The Endemics of Pandemics at the Settler University

This presentation provides an analysis of the coterminous events of the global pandemic and the viral uprisings against fascism, anti-Black racism, and state violence as they differently but relatedly elucidate the failures of racial capitalism and the settler state and thus, by extension, the promise and prospect of the university. The states of illness, precarity and unfreedom laid bare by these events further expose colonialism and white supremacy as the most virulent pre-existing conditions. Within this context, the university marches on, committed to ‘business-as-almost-usual’ despite the risk to (some) lives and wellbeing.

Lost between the assurances of ‘safe openings’ and the proliferation of ‘anti-racist’ statements is the sense of how such matters are co-implicated and refract the calculus endemic to settler colonialism: the presumption that only some lives matter, others are expendable, and still others structured as surplus or earmarked for elimination. Indeed, in the face of its own precarity, the university has doubled down, pledging ever-more allegiance to the founding ideas of modern liberalism – (academic) freedom, unity, and tolerance – as if they aren’t the hand-maidens of racialized and colonialist logics.
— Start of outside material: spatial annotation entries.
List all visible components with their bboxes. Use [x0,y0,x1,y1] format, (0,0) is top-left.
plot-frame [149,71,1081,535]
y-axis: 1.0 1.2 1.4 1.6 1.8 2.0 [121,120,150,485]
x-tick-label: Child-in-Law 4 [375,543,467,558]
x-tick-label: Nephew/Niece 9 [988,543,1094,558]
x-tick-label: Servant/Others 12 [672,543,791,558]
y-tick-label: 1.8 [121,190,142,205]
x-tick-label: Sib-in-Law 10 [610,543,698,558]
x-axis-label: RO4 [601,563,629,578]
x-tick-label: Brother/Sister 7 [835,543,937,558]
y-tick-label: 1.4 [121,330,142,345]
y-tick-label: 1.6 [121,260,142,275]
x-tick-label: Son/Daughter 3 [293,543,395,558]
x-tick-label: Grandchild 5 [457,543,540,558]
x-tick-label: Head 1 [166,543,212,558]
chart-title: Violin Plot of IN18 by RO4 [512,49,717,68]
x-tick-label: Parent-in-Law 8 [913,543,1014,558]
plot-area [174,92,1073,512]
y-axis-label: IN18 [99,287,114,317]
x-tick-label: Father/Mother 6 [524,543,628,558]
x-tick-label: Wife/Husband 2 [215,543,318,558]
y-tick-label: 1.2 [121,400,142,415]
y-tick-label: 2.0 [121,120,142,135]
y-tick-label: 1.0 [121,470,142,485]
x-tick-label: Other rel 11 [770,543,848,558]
Professor Grande also explores the lack of posed alternatives to ‘re-opening’ the university not simply as a failure of imagination but rather as the ‘success’ or hegemony of settler epistemes, thinking instead about what education would look like if we took seriously the task of reckoning with the foreclosures of the settler state as a shared pedagogical project. In this work, she build upon Black and Indigenous modes of study and struggle that have long engaged knowledge and knowledge making for the purposes of collective well-being, defining praxes that affirm modes of being outside of and beyond productivist and imperial logics.

Presenter

Professor Sandy Grande is a Professor of Political Science and Native American and Indigenous Studies at the University of Connecticut with affiliations in American Studies, Philosophy, and the Race, Ethnicity and Politics program. Her research and teaching interfaces Native American and Indigenous Studies with critical theory toward the development of more nuanced analyses of the colonial present. She was recently awarded the Ford Foundation, Senior Fellowship (2019-2020) for a project on Indigenous Elders and aging. Her book, Red Pedagogy: Native American Social and Political Thought was published in a 10th anniversary edition and a Portuguese translation is anticipated to be published in Brazil in 2021. She has also published numerous book chapters and articles including: Accumulation of the Primitive: The Limits of Liberalism and the Politics of Occupy Wall Street, The Journal of Settler Colonial Studies; Refusing the University in Toward What Justice?; “American Indian Geographies of Identity and Power,” Harvard Educational Review; and, “Red-ding the Word and the World” In, Paulo Freire’s Intellectual Roots: Toward Historicity in Praxis. She is also a founding member of New York Stands for Standing Rock, a group of scholars and activists that forwards the aims of Native American and Indigenous sovereignty and resurgence. As one of their projects, they published the Standing Rock Syllabus. In addition to her academic and organizing work, she has provided eldercare for her parents for over ten years and remains the primary caregiver for her 92-yr. old father.

Host

Professor Sarah Maddison, Deputy Dean, Faculty of Arts and co-director of the Indigenous Settler Relations Collaboration, the University of Melbourne. She is particularly interested in work that helps reconceptualise political relationships between Aboriginal and Torres Strait Islander peoples and the Australian settler state, including critical examinations of a range of relevant public policies. Her recent work has focused on the treaty process in Victoria, and she is currently working with the Australian Centre’s Deputy Director, Julia Hurst, exploring the role of truth-telling in treaty making. Sarah has also designed the Professional Certificate in Treaty, which includes the Preparing for Treaty series of Melbourne MicroCerts.

Sarah has published widely in international journals and is the author or editor of nine books including, most recently, The Colonial Fantasy: Why white Australia can’t solve black problems (2019). Her other books in the field include The Limits of Settler Colonial Reconciliation (2016), Conflict Transformation and Reconciliation (2015), Beyond White Guilt (2011), Unsettling the Settler State (2011), and Black Politics (2009). Sarah has led numerous research projects and was an Australian Research Council Future Fellow for 2011-14, undertaking a project that examined reconciliation in Australia, South Africa, Northern Ireland, and Guatemala. Her current ARC project is exploring intersections in Indigenous and settler governance regimes.

The presenters have granted permission for this recording to be used for personal viewing and educational purposes.